It’s the end of the hedge fund world as we know it, or so it appears.
K.C. Nelson, the lead portfolio manager at Driehaus Capital Management, has lain out a grim assessment of the industry in a commentary to clients that perfectly sums up the many issues facing the industry.
From long-term structural trends to current market conditions, Nelson lays out an ugly picture for hedge funds that he thinks will end with a massive shrinking of the industry.
“So what’s the bottom line of these changing industry dynamics?” Nelson wrote.
“I believe there will be a culling of hedge funds like we’ve never seen before. I’d estimate the number of funds gets cut in half over the next couple of years.”
Thus, the title of Nelson’s commentary: “The Hedge Fund Apocalypse.”
It all comes down to performance
Nelson, whose fund manages $8.4 billion in assets, argues that hedge funds’ biggest problem is performance, or more accurately the lack thereof. Nelson said all of the issues “start and end here,” noting that hedge funds had “gotten trounced by plain vanilla investments” since 2008.
In fact, the HFRX global hedge fund composite is down 1.19% over the past five years, while the S&P 500 is up 11.02%, the Barclays US bond aggregate is up 3.60%, and a classic 60/40 mix of stocks and bonds is up 8.20%, according to Nelson.
This lackluster performance is an even bigger problem given investors’ increasing impatience.
“Further, this underperformance is magnified in today’s marketplace, where investors are irritated after a bad quarter … or month … or week,” Nelson wrote. “The idea of investing over a market cycle is increasingly a foreign one.”
With increased scrutiny on returns, the dismal run of the past few years could not come at a worse time, given the increasingly itchy trigger finger of investors.
In addition, many hedge funds are beginning to crowd into the same trades, as Steve Cohen of Point72 noted recently at the Milken conference, making it harder for hedge funds to even differentiate performance among themselves.
There are other places for investors to go
In past cycles, a few years of underperformance would no doubt be a problem for hedge funds, but there was some sense that investors had no other place to go for the kinds of strategies the funds were providing.
Now, Nelson said, there are plenty of other avenues for investors that offer not only the same types of strategies, but also better returns in today’s market along with lower costs.
“There are a number of commodity, currency and credit funds to now choose from in ETF and mutual fund vehicles,” Nelson said.
“Moreover, there are a number of daily liquidity funds that run the hedge strategies themselves.
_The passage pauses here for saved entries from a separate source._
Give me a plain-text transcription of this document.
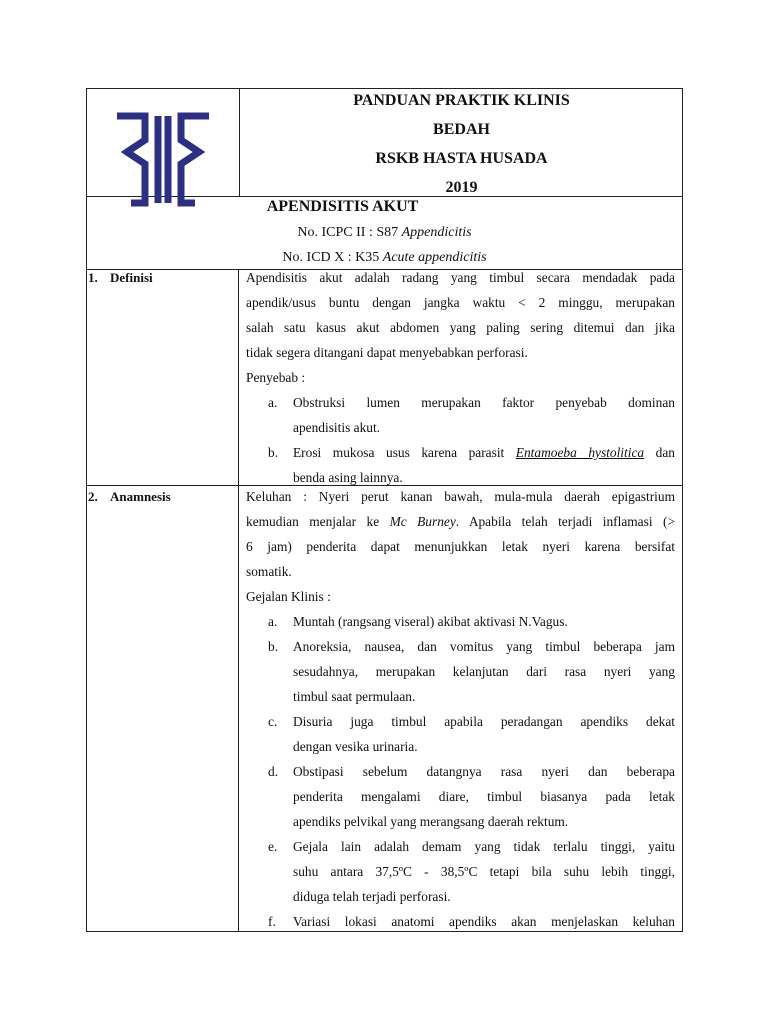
PANDUAN PRAKTIK KLINIS
BEDAH
RSKB HASTA HUSADA
2019
APENDISITIS AKUT
No. ICPC II : S87 Appendicitis
No. ICD X : K35 Acute appendicitis
1. Definisi	Apendisitis akut adalah radang yang timbul secara mendadak pada

apendik/usus buntu dengan jangka waktu < 2 minggu, merupakan

salah satu kasus akut abdomen yang paling sering ditemui dan jika

tidak segera ditangani dapat menyebabkan perforasi.

Penyebab :

a. Obstruksi lumen merupakan faktor penyebab dominan

apendisitis akut.

b. Erosi mukosa usus karena parasit Entamoeba hystolitica dan

benda asing lainnya.

2. Anamnesis	Keluhan : Nyeri perut kanan bawah, mula-mula daerah epigastrium

kemudian menjalar ke Mc Burney. Apabila telah terjadi inflamasi (>

6 jam) penderita dapat menunjukkan letak nyeri karena bersifat

somatik.

Gejalan Klinis :

a. Muntah (rangsang viseral) akibat aktivasi N.Vagus.

b. Anoreksia, nausea, dan vomitus yang timbul beberapa jam

sesudahnya, merupakan kelanjutan dari rasa nyeri yang

timbul saat permulaan.

c. Disuria juga timbul apabila peradangan apendiks dekat

dengan vesika urinaria.

d. Obstipasi sebelum datangnya rasa nyeri dan beberapa

penderita mengalami diare, timbul biasanya pada letak

apendiks pelvikal yang merangsang daerah rektum.

e. Gejala lain adalah demam yang tidak terlalu tinggi, yaitu

suhu antara 37,5ºC - 38,5ºC tetapi bila suhu lebih tinggi,

diduga telah terjadi perforasi.

f. Variasi lokasi anatomi apendiks akan menjelaskan keluhan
This gives investors the option to tactically move in and out of exposures that previously they often had to access through hedge funds.”
This is similar to commentary we have heard from other funds. Highland Capital chief investment officer Mark Okada has said liquid alternatives, similar to hedge funds but with the ability to move money in and out on a daily basis, will be as disruptive to the industry as Uber has been to taxis.
- Sergio Perez/Reuters
Nelson in fact mentioned that many institutional investors such as pension funds and insurance companies were already quickly reallocating away from hedge funds.
“After years of inaction, the tide is now changing fast on this front,” Nelson said. “Whether driven by their own decision making or their clients’, the institutional consultant community is under severe pressure to justify the presence of hedge funds in client portfolios.“
To be fair, Nelson’s firm provides liquid alternatives, putting him in competition with the hedge funds he is discussing, but he acknowledges that even liquid alts are getting hurt by the shift as many investors are moving to private equity or basic portfolios.
The issue for both hedge funds and Nelson’s firm is that with so many options it becomes easier for large investors to move money to the best-performing investment type.
It will get ugly
Thus, you get the “culling” of the funds. But even those that survive, Nelson predicted, will be hit where it most hurts: fees.
“There will be a new push for lower fees, similar to the one that took average fees from 2 & 20 to 1.5 & 15 several years ago,” he said in the commentary.
The move to investment vehicles with lower fees is a more secular trend and is certainly not limited to hedge funds. But the push for lower fees from the aforementioned alternatives will hit the income of funds that are already struggling to make gains in the market.
Add together the miserable performance, readily available alternatives, lower fees, and restless investors, and you’ve got a tough road for the hedge fund industry.